Vos inquiétudes sur ce point ne sont donc pas fondées, et nous profitons de l’occasion de notre échange pour vous rappeler les sept avancées fondamentales que notre assemblée vient de décider :

  • autonomie juridique de l’internet par rapport à l’audiovisuel et à ses règles,
  • mise en place d’un régime équilibré de responsabilité pour les prestataires techniques (hébergeurs, FAI),
  • protection complète et sans précédent du consommateur en ligne puisque le vendeur devient directement responsable de toute défaillance que celle-ci soit de son fait ou de celle de ses sous-traitants (banques, livreurs),
  • accélération de la diffusion du haut débit grâce aux nouvelles possibilités d’intervention des collectivités locales,
  • création des conditions juridiques de la poursuite de la baisse des prix des services de télécommunications notamment de l’ADSL,
  • tarification à la seconde de la téléphonie mobile garante de la transparence,
  • application à la téléphonie mobile de la gratuité des numéros verts.

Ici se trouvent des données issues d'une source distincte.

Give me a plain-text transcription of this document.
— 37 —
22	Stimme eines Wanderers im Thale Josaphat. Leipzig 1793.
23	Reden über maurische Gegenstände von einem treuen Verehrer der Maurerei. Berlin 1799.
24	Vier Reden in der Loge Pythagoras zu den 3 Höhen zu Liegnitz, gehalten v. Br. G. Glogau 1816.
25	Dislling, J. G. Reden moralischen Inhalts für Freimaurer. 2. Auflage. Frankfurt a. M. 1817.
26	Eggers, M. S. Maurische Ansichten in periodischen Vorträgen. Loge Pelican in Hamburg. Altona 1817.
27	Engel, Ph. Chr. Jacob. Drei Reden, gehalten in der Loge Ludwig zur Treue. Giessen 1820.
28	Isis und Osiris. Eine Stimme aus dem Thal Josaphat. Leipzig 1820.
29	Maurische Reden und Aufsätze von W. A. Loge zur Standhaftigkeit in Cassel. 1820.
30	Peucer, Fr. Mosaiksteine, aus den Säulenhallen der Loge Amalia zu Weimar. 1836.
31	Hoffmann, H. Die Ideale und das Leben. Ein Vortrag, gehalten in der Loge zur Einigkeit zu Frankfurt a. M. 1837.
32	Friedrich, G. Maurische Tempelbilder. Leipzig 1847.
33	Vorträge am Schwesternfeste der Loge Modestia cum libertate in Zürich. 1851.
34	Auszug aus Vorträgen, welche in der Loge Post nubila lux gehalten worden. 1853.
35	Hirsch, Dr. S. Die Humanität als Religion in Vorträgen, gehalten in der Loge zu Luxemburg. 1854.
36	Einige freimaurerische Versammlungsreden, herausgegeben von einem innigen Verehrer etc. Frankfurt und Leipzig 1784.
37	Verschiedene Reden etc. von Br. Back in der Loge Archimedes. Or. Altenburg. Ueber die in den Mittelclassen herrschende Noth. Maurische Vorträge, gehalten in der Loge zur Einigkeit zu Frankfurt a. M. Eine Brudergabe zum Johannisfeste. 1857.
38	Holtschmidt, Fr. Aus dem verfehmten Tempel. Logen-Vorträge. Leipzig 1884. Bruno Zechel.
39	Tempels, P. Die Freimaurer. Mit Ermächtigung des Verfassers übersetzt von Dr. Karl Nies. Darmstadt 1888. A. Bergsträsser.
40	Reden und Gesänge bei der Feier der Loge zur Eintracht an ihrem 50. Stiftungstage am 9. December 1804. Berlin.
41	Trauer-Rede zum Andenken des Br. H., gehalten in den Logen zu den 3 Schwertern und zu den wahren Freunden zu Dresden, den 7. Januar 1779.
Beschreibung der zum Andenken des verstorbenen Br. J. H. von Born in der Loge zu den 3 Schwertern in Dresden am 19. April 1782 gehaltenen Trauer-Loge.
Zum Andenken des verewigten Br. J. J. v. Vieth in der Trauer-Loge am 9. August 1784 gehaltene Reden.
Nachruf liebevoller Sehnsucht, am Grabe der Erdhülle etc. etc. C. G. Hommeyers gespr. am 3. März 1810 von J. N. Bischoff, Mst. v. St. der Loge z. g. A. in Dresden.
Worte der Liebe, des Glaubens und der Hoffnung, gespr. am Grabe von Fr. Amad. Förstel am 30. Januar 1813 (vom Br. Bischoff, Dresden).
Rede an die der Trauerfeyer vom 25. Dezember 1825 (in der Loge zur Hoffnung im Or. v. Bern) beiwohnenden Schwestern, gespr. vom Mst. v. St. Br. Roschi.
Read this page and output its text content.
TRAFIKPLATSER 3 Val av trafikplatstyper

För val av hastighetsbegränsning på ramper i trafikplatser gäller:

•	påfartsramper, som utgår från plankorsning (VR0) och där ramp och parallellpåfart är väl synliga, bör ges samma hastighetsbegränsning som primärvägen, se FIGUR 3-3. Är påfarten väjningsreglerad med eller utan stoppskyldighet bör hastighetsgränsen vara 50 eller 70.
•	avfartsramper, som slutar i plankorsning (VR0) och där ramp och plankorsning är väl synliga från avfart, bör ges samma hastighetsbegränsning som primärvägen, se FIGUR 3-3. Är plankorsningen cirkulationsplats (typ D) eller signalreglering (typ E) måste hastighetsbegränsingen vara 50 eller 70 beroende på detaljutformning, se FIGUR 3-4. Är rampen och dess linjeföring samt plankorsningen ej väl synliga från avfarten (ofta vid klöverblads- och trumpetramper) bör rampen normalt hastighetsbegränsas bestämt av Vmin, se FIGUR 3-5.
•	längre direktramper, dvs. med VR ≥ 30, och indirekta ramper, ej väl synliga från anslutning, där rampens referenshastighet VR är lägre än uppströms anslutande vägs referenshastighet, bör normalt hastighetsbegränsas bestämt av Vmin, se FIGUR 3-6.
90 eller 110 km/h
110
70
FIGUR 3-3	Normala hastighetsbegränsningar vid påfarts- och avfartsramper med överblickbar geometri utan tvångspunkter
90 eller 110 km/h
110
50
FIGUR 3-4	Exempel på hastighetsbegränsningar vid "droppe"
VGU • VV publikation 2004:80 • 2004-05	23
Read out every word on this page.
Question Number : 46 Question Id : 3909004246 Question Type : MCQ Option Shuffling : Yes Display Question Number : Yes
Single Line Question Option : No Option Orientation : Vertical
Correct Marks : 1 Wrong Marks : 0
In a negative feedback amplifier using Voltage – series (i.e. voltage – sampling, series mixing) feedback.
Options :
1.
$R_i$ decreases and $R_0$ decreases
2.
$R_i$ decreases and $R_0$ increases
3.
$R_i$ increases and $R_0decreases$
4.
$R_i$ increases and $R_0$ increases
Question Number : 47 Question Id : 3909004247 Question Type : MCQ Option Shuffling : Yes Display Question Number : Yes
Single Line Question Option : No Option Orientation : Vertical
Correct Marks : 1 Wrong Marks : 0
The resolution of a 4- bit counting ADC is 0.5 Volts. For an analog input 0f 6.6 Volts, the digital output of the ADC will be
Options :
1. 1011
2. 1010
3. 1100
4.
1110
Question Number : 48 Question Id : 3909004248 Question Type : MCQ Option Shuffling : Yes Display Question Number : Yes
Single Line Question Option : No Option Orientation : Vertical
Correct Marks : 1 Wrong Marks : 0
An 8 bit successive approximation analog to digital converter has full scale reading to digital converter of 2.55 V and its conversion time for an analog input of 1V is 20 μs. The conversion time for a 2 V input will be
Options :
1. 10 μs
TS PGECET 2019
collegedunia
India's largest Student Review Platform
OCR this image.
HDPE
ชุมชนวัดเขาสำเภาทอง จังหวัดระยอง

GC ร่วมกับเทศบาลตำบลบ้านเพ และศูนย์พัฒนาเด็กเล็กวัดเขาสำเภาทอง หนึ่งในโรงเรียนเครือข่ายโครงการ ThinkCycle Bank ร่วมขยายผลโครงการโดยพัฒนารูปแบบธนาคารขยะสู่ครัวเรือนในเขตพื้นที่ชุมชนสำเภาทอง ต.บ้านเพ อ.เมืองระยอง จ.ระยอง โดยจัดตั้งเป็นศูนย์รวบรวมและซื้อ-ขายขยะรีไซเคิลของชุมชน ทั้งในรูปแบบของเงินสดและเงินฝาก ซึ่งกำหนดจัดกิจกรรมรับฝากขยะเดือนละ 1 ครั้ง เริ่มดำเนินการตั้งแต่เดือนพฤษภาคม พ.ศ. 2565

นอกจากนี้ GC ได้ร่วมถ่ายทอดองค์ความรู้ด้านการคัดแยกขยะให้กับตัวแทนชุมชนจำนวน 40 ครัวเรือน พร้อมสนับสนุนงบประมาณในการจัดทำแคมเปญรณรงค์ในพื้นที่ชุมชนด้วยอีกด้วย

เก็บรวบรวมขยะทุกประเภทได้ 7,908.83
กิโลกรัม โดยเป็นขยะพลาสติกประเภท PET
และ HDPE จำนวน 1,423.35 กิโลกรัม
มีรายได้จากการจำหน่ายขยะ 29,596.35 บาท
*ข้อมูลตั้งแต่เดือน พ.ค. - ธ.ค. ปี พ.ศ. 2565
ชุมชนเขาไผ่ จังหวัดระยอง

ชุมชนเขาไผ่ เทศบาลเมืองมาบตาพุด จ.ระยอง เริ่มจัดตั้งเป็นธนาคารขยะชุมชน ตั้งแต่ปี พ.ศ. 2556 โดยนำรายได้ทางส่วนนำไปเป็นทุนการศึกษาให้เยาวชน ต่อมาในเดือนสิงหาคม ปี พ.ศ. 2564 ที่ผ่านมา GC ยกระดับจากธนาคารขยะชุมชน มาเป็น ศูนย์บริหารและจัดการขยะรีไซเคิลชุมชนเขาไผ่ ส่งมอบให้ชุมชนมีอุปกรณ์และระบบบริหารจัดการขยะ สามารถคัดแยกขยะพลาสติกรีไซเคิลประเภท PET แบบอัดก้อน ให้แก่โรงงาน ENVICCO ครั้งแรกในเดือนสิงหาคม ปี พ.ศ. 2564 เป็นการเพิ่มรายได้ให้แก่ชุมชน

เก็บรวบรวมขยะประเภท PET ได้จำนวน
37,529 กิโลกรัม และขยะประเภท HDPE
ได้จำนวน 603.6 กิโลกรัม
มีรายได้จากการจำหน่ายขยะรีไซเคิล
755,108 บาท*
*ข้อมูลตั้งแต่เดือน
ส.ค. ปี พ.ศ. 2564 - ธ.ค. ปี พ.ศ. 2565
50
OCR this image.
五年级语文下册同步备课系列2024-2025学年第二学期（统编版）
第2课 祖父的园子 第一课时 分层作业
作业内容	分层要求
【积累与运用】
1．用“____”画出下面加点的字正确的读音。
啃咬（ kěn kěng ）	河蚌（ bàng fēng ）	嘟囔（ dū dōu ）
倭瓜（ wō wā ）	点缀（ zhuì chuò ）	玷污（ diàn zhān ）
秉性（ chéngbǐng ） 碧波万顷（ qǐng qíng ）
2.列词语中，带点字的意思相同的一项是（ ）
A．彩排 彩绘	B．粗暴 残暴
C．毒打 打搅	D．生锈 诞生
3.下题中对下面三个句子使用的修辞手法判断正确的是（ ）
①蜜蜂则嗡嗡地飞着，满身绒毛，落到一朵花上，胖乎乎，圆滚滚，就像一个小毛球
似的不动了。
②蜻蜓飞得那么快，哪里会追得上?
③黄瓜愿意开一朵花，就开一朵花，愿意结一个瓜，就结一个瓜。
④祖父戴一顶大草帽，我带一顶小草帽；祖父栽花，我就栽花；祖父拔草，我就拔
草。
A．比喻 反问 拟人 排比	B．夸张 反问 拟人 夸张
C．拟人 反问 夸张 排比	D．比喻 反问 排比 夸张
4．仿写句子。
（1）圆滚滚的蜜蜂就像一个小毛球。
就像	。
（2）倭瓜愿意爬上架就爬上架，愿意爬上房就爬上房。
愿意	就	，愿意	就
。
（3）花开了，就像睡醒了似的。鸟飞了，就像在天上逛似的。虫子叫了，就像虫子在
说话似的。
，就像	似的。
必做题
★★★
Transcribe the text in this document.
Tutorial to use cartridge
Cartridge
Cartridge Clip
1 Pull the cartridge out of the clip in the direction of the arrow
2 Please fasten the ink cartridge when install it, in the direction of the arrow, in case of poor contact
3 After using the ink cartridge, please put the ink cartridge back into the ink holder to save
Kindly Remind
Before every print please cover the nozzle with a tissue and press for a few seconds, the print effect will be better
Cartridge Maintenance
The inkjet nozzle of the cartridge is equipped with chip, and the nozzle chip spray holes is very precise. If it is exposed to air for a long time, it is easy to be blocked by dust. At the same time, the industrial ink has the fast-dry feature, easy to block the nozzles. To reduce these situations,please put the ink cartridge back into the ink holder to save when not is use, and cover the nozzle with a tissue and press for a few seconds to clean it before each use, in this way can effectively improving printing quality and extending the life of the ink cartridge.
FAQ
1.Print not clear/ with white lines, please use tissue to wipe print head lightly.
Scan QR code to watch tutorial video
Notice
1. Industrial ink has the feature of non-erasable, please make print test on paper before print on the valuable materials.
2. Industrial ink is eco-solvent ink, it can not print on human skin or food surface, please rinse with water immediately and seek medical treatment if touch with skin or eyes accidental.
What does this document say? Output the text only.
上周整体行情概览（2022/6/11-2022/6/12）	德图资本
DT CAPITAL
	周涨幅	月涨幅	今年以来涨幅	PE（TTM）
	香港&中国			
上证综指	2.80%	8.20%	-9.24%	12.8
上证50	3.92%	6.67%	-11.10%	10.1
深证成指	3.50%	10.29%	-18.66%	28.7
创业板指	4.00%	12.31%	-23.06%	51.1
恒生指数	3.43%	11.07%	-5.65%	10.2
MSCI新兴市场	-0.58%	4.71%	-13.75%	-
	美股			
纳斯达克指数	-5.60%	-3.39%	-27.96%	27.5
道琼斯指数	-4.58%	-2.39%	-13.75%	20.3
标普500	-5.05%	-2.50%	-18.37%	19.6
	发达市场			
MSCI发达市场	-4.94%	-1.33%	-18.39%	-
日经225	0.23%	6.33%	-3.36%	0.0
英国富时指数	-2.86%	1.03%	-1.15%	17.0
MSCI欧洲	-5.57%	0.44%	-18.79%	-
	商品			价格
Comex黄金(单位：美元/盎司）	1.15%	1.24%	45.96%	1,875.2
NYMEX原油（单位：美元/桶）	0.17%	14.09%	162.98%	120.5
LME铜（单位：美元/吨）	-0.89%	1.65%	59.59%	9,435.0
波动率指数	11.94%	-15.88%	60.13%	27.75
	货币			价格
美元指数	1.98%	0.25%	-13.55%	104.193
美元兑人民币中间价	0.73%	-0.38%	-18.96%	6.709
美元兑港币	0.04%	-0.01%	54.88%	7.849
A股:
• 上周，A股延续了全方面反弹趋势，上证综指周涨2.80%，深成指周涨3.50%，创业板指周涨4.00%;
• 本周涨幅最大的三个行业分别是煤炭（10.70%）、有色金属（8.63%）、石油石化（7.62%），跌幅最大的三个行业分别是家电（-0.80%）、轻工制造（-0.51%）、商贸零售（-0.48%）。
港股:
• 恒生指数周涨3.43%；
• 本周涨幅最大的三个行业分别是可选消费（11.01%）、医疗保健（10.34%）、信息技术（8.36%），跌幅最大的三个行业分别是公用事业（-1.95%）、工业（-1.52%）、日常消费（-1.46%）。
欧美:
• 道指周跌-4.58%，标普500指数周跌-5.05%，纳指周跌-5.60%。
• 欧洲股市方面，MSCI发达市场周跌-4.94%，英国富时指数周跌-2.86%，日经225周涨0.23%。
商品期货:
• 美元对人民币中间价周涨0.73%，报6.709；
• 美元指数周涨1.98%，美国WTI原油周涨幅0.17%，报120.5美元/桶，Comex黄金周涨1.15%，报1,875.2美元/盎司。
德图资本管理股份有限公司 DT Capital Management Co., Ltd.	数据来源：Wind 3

En espérant vous avoir convaincu, nous vous remercions pour l’opportunité de cet échange.

Patrick OLLIER, Jean DIONIS DU SEJOUR

Note : [1]

- fondées sur les textes juridiques internationaux les plus élévés (article 12 de la déclaration universelle des droits de l’homme : « nul ne fera l’objet d’immixtions arbitraires dans (…) sa correspondance (..) » ; article 8 de la convention européenne des droits de l’homme : « toute personne a droit au respect (…) de sa correspondance »).

- déclinée en droit français par le droit français en particulier par l’article 226-15 du code pénal qui punit d'un an d'emprisonnement et de 45000 euros d'amende.le « fait, commis de mauvaise foi, d'ouvrir, de supprimer, de retarder ou de détourner des correspondances arrivées ou non à destination et adressées à des tiers, ou d'en prendre frauduleusement connaissance ».

Dont acte, cependant je maintiens qu'il convient de rester vigilant, précisément parce que la création d'un nouveau corpus législatif dédié à internet ouvre la voie à de nouvelles modifications, ou à la rupture avec le droit existant.